Eine politische Lösung in Berlin scheint derzeit die einzige Alternative auch für die mitregierende SPD zu sein. Auf dem letzten SPD-Parteitag wurde beschlossen, dass es bis zum Herbst eine Einigung mit der Union geben müsse. Sollte bis dahin kein Kompromiss in der Bundesregierung oder zwischen den Fraktionen zum § 219a StGB gefunden werden, wollen die Sozialdemokratinnen und Sozialdemokraten mit "reformwilligen" Fraktionen oder einzelnen Abgeordneten Gruppenanträge stellen. Indirekt könnte das eine Drohung mit dem Koalitionsbruch bedeuten, denn der Koalitionsvertrag schließt wechselnde Mehrheiten im Bundestag aus, was man aber auch aus praktischer Sicht der Sozialdemokrat*innen ausschließen müsste.
Die Kriminalisierung von Ärztinnen und Ärzten geht derweil weiter: Am 29. August steht vor dem Kasseler Amtsgericht in erster Instanz eine Entscheidung gegen Nora Szász und Natascha Nicklaus an.
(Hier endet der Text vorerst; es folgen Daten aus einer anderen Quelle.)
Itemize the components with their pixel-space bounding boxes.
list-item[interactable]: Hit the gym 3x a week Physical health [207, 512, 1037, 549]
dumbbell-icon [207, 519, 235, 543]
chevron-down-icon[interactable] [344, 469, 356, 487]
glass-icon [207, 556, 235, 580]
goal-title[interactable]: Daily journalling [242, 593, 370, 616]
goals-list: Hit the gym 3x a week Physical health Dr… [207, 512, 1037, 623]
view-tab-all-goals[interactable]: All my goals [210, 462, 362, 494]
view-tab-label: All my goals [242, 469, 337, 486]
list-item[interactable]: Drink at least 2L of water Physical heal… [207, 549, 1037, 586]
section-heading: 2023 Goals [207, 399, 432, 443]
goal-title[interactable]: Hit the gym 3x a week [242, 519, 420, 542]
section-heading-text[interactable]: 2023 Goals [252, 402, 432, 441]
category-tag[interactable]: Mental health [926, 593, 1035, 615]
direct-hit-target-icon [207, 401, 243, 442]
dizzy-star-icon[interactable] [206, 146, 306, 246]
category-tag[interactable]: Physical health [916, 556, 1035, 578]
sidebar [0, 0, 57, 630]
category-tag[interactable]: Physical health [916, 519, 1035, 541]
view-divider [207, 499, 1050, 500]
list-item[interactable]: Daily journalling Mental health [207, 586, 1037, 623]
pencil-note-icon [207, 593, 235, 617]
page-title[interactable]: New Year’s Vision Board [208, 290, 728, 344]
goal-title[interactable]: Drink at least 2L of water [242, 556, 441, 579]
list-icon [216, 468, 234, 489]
Ein Frauenbündnis ruft dort zu einer Kundgebung zu deren Unterstützung auf. Am 6. September findet vor dem Landesgericht Gießen die Entscheidung in zweiter Instanz im Verfahren gegen Kristina Hähnel statt. Mit ihrem in erster Instanz vor dem Amtsgericht verloren Verfahren war es zu einer bundesweiten Bewegung gekommen. Auch an diesem Tag wird es wieder Demonstrationen und Kundgebungen geben. Am 22. September 2018 findet in Berlin eine Demonstration vom Bündnis für sexuelle Selbstbestimmung statt. Sie steht unter dem Motto: "219a ist erst der Anfang! Leben schützen heißt Schwangerschaftsabbruch legalisieren!” Am 28. September kommt es ebenfalls zu einer Demonstration des jüngst in Hamburg gegründeten lokalen, gleichnamigen, Bündnisses in Hamburg.
Man muss davon ausgehen, dass die juristische Entscheidungen von den Frauenärztinnen verloren gehen werden, denn die Rechtsprechung zum 219a ist einschlägig. Der Weg zum Bundesverfassungsgericht bzw. Europäischen Gerichtshof ist daher die wirkliche Alternative, sollten sich im Bundestag auch im Herbst keine Mehrheiten finden. Denn auch Berufsfreiheit der Ärztinnen und Ärzte wird nach Ansicht vieler juristischer Expertinnen und Experten unzulässig beschränkt, auch das ergab die Anhörung am 27. Juni. Denn die ist nach Art. 12 GG zugesichert. Informationsverbote über berufliche Leistungen fallen eindeutig unter diese Kategorie.